White Denim gives an intense performance

Rocks Putnam Place for more than two hours
White Denim gives an intense performance
Austin, Texas-based rock band White Denim
Photographer: Photo provided

From a fashion standpoint, the wearing of white denim is generally frowned upon after Labor Day. From a musical standpoint, the band White Denim was warmly welcomed when it played at Putnam Place in Saratoga Springs on Saturday night, turning in a sweaty, intense performance that lasted over two hours.
The unconventional four-piece Austin, Texas, rock band may be familiar to local audiences from appearances at several high-profile festivals in the region — including MASS MoCA’s Solid Sound festival and the Catskills’ Mountain Jam in 2013. It also headlined Albany’s Tulip Festival in 2018 and played several Capital District club dates in the years leading up to that.
Since those earlier dates, guitarist Austin Jenkins and drummer Josh Block left the band, leaving frontman James Petralli on vocals and guitars and Steve Terebecki on vocals and bass. The pair added new drummer Greg Clifford and keyboardist Michael Hunter instead of a second guitar.

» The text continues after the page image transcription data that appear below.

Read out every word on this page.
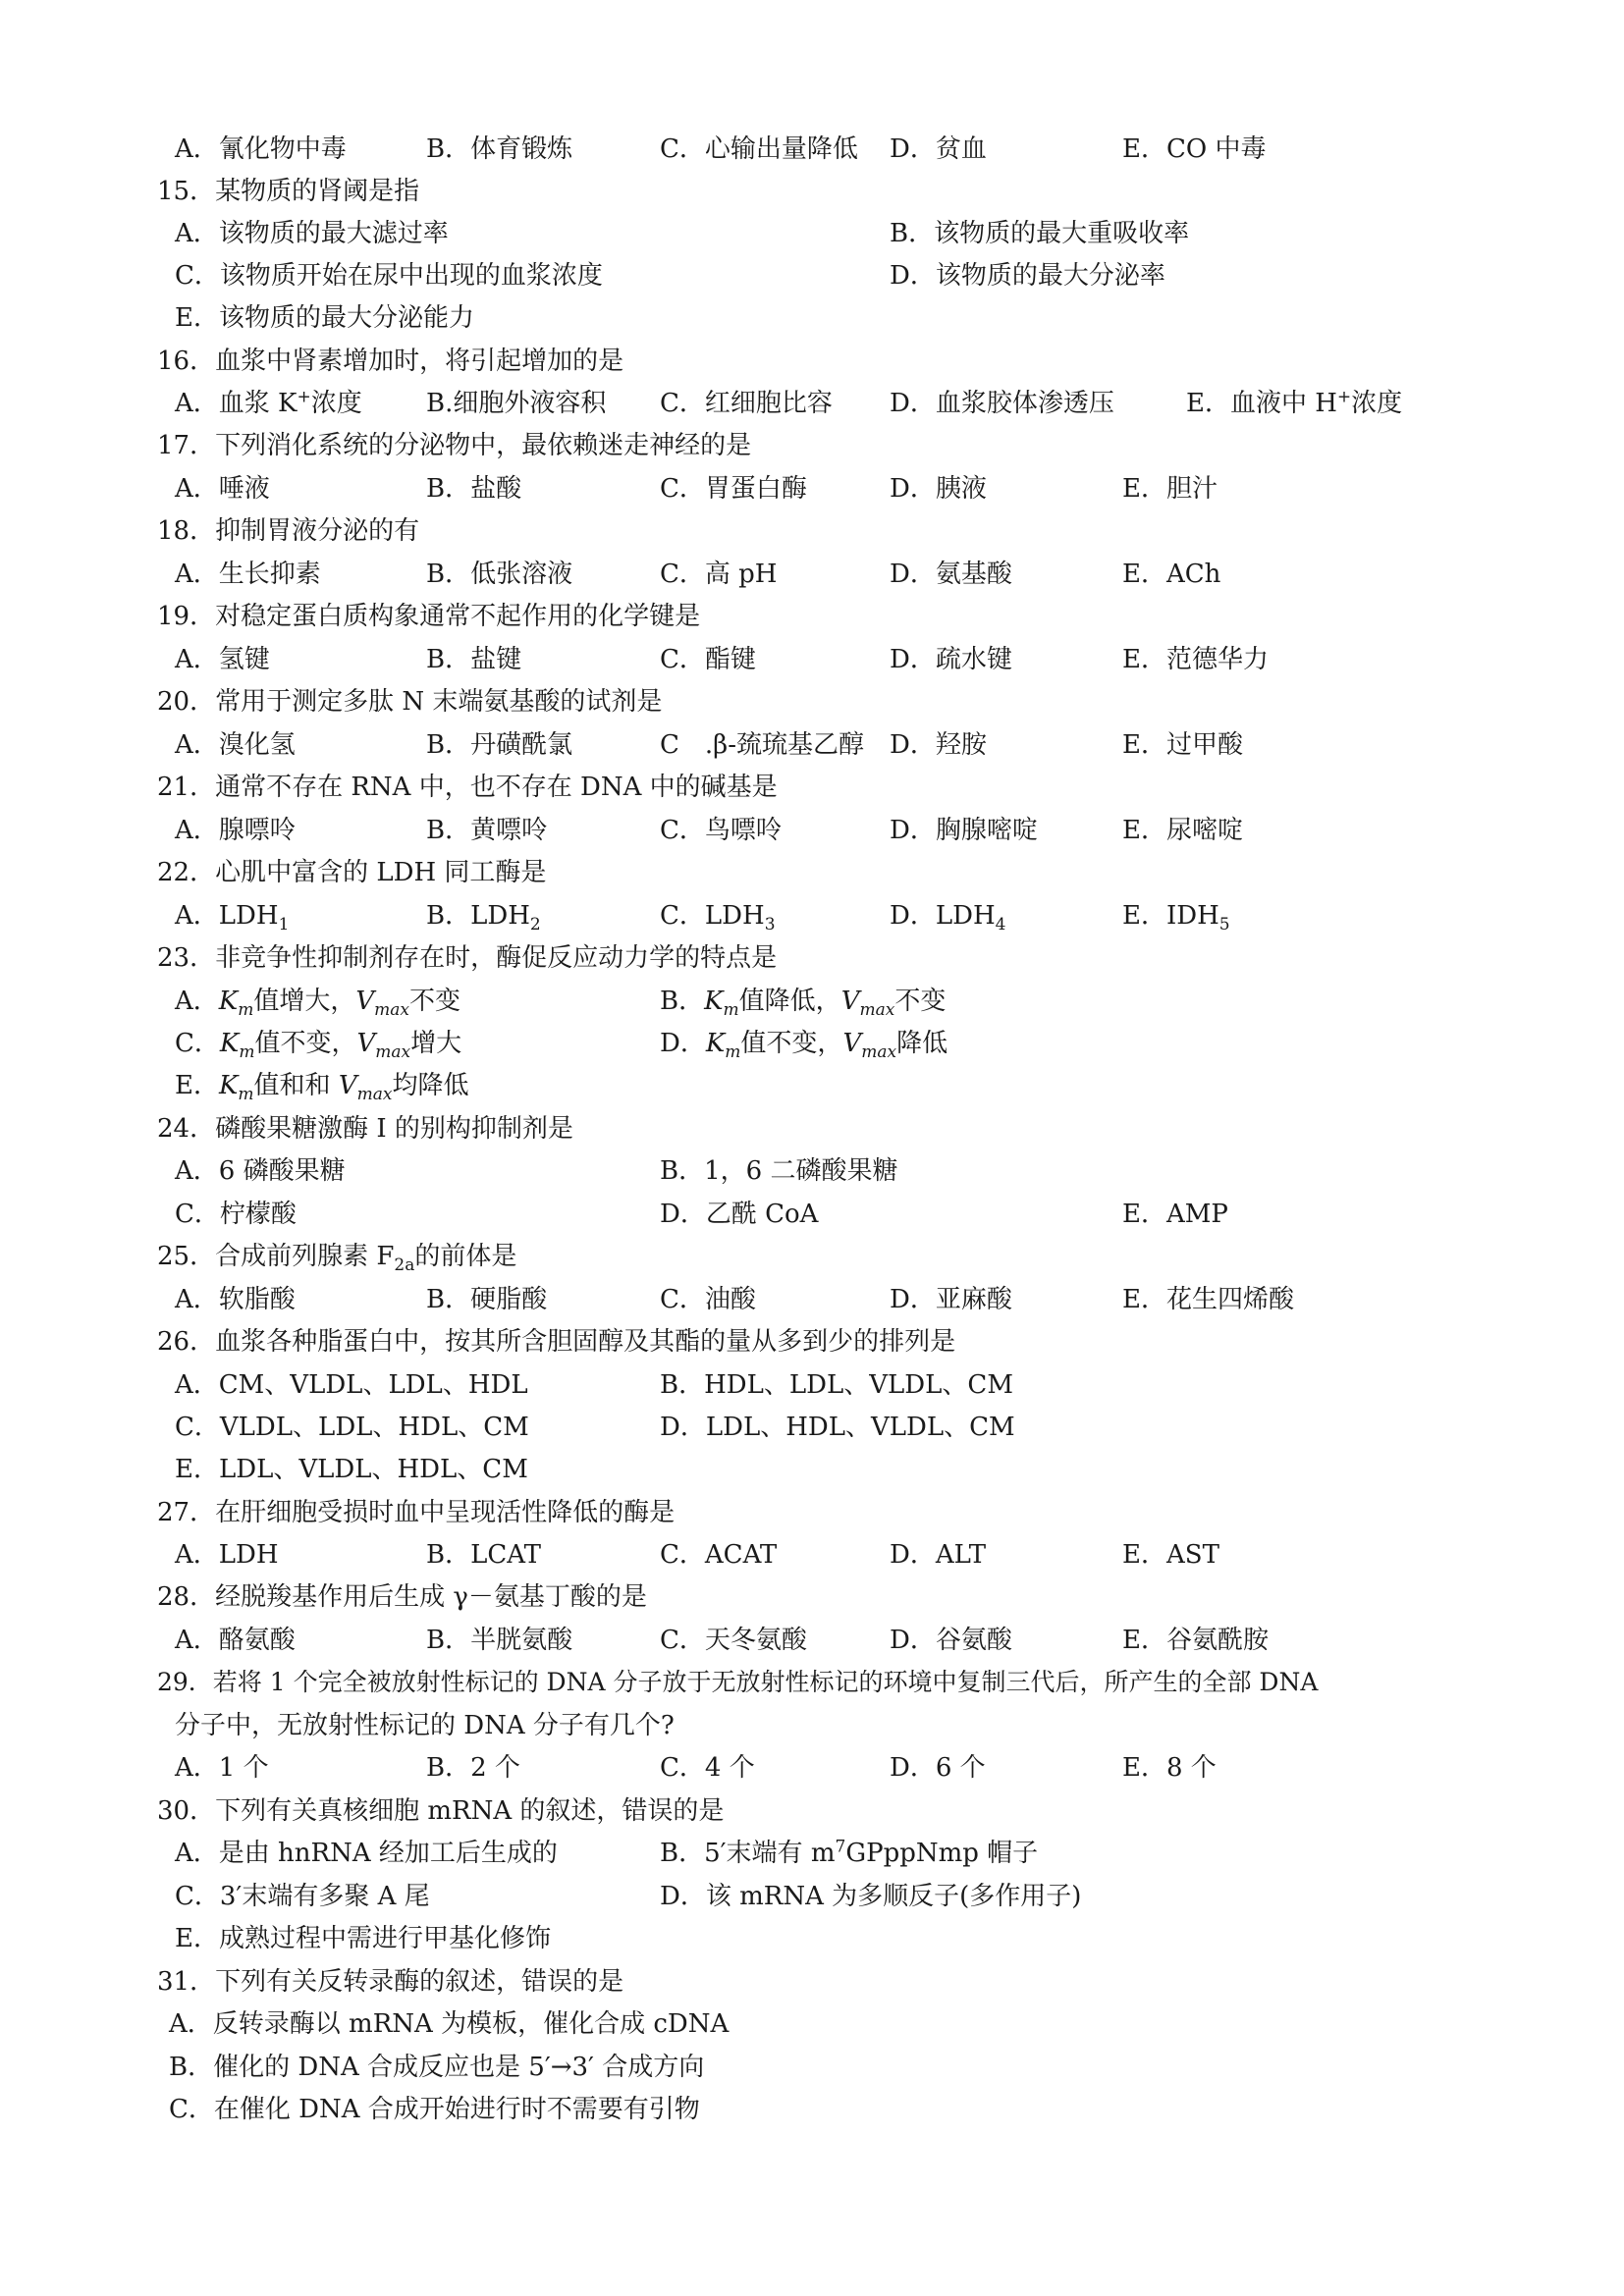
A．氰化物中毒	B．体育锻炼	C．心输出量降低 D．贫血	E．CO 中毒
15．某物质的肾阈是指
A．该物质的最大滤过率	B．该物质的最大重吸收率
C．该物质开始在尿中出现的血浆浓度	D．该物质的最大分泌率
E．该物质的最大分泌能力
16．血浆中肾素增加时，将引起增加的是
A．血浆 K+浓度	B.细胞外液容积 C．红细胞比容 D．血浆胶体渗透压	E．血液中 H+浓度
17．下列消化系统的分泌物中，最依赖迷走神经的是
A．唾液	B．盐酸	C．胃蛋白酶	D．胰液	E．胆汁
18．抑制胃液分泌的有
A．生长抑素	B．低张溶液	C．高 pH	D．氨基酸	E．ACh
19．对稳定蛋白质构象通常不起作用的化学键是
A．氢键	B．盐键	C．酯键	D．疏水键	E．范德华力
20．常用于测定多肽 N 末端氨基酸的试剂是
A．溴化氢	B．丹磺酰氯	C　.β-巯琉基乙醇 D．羟胺	E．过甲酸
21．通常不存在 RNA 中，也不存在 DNA 中的碱基是
A．腺嘌呤	B．黄嘌呤	C．鸟嘌呤	D．胸腺嘧啶	E．尿嘧啶
22．心肌中富含的 LDH 同工酶是
A．$LDH_1$	B．$LDH_2$	C．$LDH_3$	D．$LDH_4$	E．$IDH_5$
23．非竞争性抑制剂存在时，酶促反应动力学的特点是
A．$K_m$值增大，$V_{max}$不变	B．$K_m$值降低，$V_{max}$不变
C．$K_m$值不变，$V_{max}$增大	D．$K_m$值不变，$V_{max}$降低
E．$K_m$值和和 $V_{max}$均降低
24．磷酸果糖激酶 I 的别构抑制剂是
A．6 磷酸果糖	B．1，6 二磷酸果糖
C．柠檬酸	D．乙酰 CoA	E．AMP
25．合成前列腺素 $F_{2a}$的前体是
A．软脂酸	B．硬脂酸	C．油酸	D．亚麻酸	E．花生四烯酸
26．血浆各种脂蛋白中，按其所含胆固醇及其酯的量从多到少的排列是
A．CM、VLDL、LDL、HDL	B．HDL、LDL、VLDL、CM
C．VLDL、LDL、HDL、CM	D．LDL、HDL、VLDL、CM
E．LDL、VLDL、HDL、CM
27．在肝细胞受损时血中呈现活性降低的酶是
A．LDH	B．LCAT	C．ACAT	D．ALT	E．AST
28．经脱羧基作用后生成 γ－氨基丁酸的是
A．酪氨酸	B．半胱氨酸	C．天冬氨酸	D．谷氨酸	E．谷氨酰胺
29．若将 1 个完全被放射性标记的 DNA 分子放于无放射性标记的环境中复制三代后，所产生的全部 DNA
分子中，无放射性标记的 DNA 分子有几个?
A．1 个	B．2 个	C．4 个	D．6 个	E．8 个
30．下列有关真核细胞 mRNA 的叙述，错误的是
A．是由 hnRNA 经加工后生成的	B．5′末端有 $m^7GPppNmp$ 帽子
C．3′末端有多聚 A 尾	D．该 mRNA 为多顺反子(多作用子)
E．成熟过程中需进行甲基化修饰
31．下列有关反转录酶的叙述，错误的是
A．反转录酶以 mRNA 为模板，催化合成 cDNA
B．催化的 DNA 合成反应也是 5′→3′ 合成方向
C．在催化 DNA 合成开始进行时不需要有引物
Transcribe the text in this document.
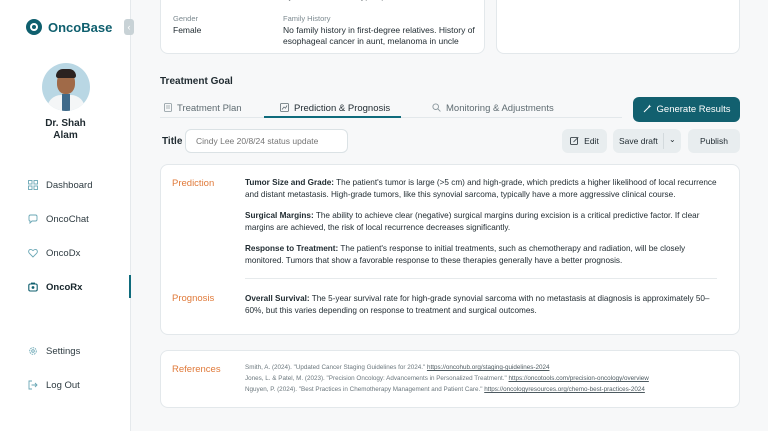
OncoBase
Dr. Shah
Alam
Dashboard
OncoChat
OncoDx
OncoRx
Settings
Log Out
‹
Gender
Female
Family History
No family history in first-degree relatives. History of
esophageal cancer in aunt, melanoma in uncle
Treatment Goal
Treatment Plan	Prediction & Prognosis	Monitoring & Adjustments	Generate Results
Title
Cindy Lee 20/8/24 status update	Edit Save draft ⌄	Publish
Prediction	Tumor Size and Grade: The patient's tumor is large (>5 cm) and high-grade, which predicts a higher likelihood of local recurrence and distant metastasis. High-grade tumors, like this synovial sarcoma, typically have a more aggressive clinical course.
Surgical Margins: The ability to achieve clear (negative) surgical margins during excision is a critical predictive factor. If clear margins are achieved, the risk of local recurrence decreases significantly.
Response to Treatment: The patient's response to initial treatments, such as chemotherapy and radiation, will be closely monitored. Tumors that show a favorable response to these therapies generally have a better prognosis.
Prognosis	Overall Survival: The 5-year survival rate for high-grade synovial sarcoma with no metastasis at diagnosis is approximately 50–60%, but this varies depending on response to treatment and surgical outcomes.
References	Smith, A. (2024). "Updated Cancer Staging Guidelines for 2024." https://oncohub.org/staging-guidelines-2024
Jones, L. & Patel, M. (2023). "Precision Oncology: Advancements in Personalized Treatment." https://oncotools.com/precision-oncology/overview
Nguyen, P. (2024). "Best Practices in Chemotherapy Management and Patient Care." https://oncologyresources.org/chemo-best-practices-2024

The genre-shifting group — which melds punk, blues, psychedelic rock and jam music — displayed a nonstop intensity at the crowded Putnam Place, seamlessly segueing from one high-energy song to the next.
For fans, it hit a sweet spot between the catchy art-rock of “Drug” and the jam-band digressions of songs like “Backseat Driver.” It blended blasts of raw punk with shifting time signatures and prog-rock noodling on “Head Spinning,” “Shake Shake Shake,” “It Might Get Dark,” “I Can Tell,” “I Start to Run,” “Cheer Up / Blues Ending” and “Shanalala.”
Only occasionally did it slow the pace on quieter numbers like R&B-inspired “Take It Easy (Ever After Lasting Love)” and “Street Joy,” one of its best songs.
Although White Denim’s sound is muscular and precise, you can dance to it. As a frontman, Petralli embraces his nerd-rock inclinations, making the sort of awkward, contorted faces that guitarists spend hours practicing away in the mirror. But he seems possessed at times and enraptured by his own music, which can be contagious.
“You guys still with us?” Petralli asked at 11:30 p.m., about an hour into the tireless band’s set. White Denim would play for 75 minutes more, clocking nearly 20 songs before ending shy of 1 a.m. with quirky blues howler “Fine Slime.”
Spaceface, a psychedelic pop band from Memphis, Tennessee, featuring members from the touring crew of the Flaming Lips, opened. “Panoramic View,” its new single, featured the reverb-laden vocals of singer-guitarist Jake Ingalls and had a funky edge. Like White Denim, the group had a shape-shifting feel, melding rock and pop with funkified rhythms and hazy psychedelics bolstered by a swirling light show. The band (named after a line from David Bowie’s “Ziggy Stardust,” perhaps) also treated the crowd to a well-received cover of Fleetwood Mac’s “Dreams.”